Trump Says Strait of Hormuz Will Fully Reopen by Friday, Toll-Free
President Trump on Tuesday told reporters the Strait of Hormuz will be fully reopened by Friday and remain toll-free on a permanent basis, per remarks reported by Anadolu.
Developing story — this page will be updated as information becomes available.
President Donald Trump told reporters on Tuesday that the Strait of Hormuz will be “fully reopened” by Friday and will remain open to shipping toll-free on a permanent basis, according to Anadolu via Middle East Monitor. The Friday date aligns with the Geneva memorandum signing scheduled for June 19.
What we know
Trump made the remarks while speaking to reporters at a White House meeting. The president framed the reopening as full and permanent and reiterated that vessels will not pay transit fees. The “toll-free” line restates the framing Trump first published Sunday on Truth Social as part of the accord announcement, now restated with a hard Friday deadline.
The Friday date matches the announced Geneva ceremony at which Iranian Parliament Speaker Mohammad Baqer Qalibaf and US Vice President J.D. Vance are expected to sign the memorandum of understanding, per Tehran Times’ Tuesday confirmation of the signatories. A first LNG tanker cleared the strait on Monday under the interim arrangement; the BBC reported Tuesday that security, mines, and toll questions are still preventing traffic from returning to pre-conflict levels.
What we don’t know
The White House has not posted a transcript of Trump’s Tuesday remarks or a fact sheet specifying the operational steps that would constitute “full” reopening by Friday. The Pentagon and Fifth Fleet have issued no parallel notice to mariners. Tehran has not, on Tuesday’s record, mirrored the toll-free framing through a foreign-ministry or supreme-leader-level statement; an Iranian official’s earlier transit-toll trial balloon remains unwithdrawn. Whether Friday’s reopening is operational, ceremonial, or contingent on the Geneva signature is not specified.
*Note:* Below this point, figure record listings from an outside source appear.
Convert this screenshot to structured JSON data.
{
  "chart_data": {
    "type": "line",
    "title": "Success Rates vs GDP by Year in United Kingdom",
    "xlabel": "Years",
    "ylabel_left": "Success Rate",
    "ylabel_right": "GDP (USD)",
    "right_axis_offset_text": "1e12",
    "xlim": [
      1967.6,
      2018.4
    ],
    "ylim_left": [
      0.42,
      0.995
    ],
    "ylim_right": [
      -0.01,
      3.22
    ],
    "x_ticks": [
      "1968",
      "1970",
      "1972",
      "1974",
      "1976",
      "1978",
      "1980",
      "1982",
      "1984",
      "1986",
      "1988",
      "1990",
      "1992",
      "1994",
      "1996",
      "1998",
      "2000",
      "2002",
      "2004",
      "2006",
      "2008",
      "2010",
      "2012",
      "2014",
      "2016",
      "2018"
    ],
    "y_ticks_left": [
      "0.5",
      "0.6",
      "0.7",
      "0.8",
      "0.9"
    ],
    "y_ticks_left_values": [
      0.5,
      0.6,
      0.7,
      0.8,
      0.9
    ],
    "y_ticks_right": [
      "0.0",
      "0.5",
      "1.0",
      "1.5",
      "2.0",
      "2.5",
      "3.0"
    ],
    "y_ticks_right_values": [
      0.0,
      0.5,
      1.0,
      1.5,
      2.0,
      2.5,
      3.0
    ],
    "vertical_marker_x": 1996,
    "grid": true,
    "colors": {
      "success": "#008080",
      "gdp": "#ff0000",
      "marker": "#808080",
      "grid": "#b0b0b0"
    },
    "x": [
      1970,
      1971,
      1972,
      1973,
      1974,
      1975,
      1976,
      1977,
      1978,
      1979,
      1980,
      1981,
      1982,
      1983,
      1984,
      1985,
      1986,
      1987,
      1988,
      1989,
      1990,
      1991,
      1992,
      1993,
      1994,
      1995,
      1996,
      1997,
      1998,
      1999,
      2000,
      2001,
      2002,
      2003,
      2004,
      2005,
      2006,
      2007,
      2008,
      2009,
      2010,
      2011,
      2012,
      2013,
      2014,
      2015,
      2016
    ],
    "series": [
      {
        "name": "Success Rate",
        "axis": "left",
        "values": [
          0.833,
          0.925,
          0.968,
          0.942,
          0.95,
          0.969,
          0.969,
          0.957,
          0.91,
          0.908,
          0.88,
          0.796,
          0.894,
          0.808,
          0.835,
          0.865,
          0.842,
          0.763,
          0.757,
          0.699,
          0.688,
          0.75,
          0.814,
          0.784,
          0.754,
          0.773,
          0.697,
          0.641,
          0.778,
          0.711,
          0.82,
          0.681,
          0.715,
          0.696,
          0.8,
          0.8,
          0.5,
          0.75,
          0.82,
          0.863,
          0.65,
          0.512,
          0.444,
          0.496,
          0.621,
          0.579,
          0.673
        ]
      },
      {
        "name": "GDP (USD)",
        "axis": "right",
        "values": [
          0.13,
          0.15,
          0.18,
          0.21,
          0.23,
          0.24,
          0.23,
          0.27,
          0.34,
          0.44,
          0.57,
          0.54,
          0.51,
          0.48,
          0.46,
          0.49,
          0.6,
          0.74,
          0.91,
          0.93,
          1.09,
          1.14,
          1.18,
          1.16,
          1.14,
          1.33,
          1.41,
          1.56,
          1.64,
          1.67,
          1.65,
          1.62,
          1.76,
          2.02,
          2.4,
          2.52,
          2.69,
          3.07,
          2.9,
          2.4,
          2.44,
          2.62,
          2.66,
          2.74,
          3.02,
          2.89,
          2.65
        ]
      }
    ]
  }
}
This is a developing story.
Context
The Strait of Hormuz carries roughly one-fifth of seaborne crude and a third of seaborne LNG in normal conditions. The conflict closure pushed Brent above $120 at its peak; the interim transit and Lloyd’s war-risk delisting brought front-month prices off those highs but have not restored full pre-war shipping flows. Trump’s Friday pledge converts the reopening from a process into a presidential deadline, with the political cost of any slippage now attached to his own remarks rather than the joint Geneva timeline.
The “toll-free on a permanent basis” line also forecloses, at the US-presidential level, the legal architecture an Iranian transit-fee regime would require. Whether Tehran accepts that framing or treats it as Trump’s unilateral position is the substantive question the Geneva text will or will not answer.
What to watch
- Whether the White House or State Department posts a written readout of Tuesday’s remarks before Friday that specifies the operational meaning of “fully reopened.”
- Whether Iran’s foreign ministry, presidency, or Supreme National Security Council mirrors or rejects the toll-free framing on the record before the Geneva signing.
- Whether the Fifth Fleet or US Maritime Administration issues an advisory or notice to mariners aligning shipping guidance with Trump’s Friday deadline.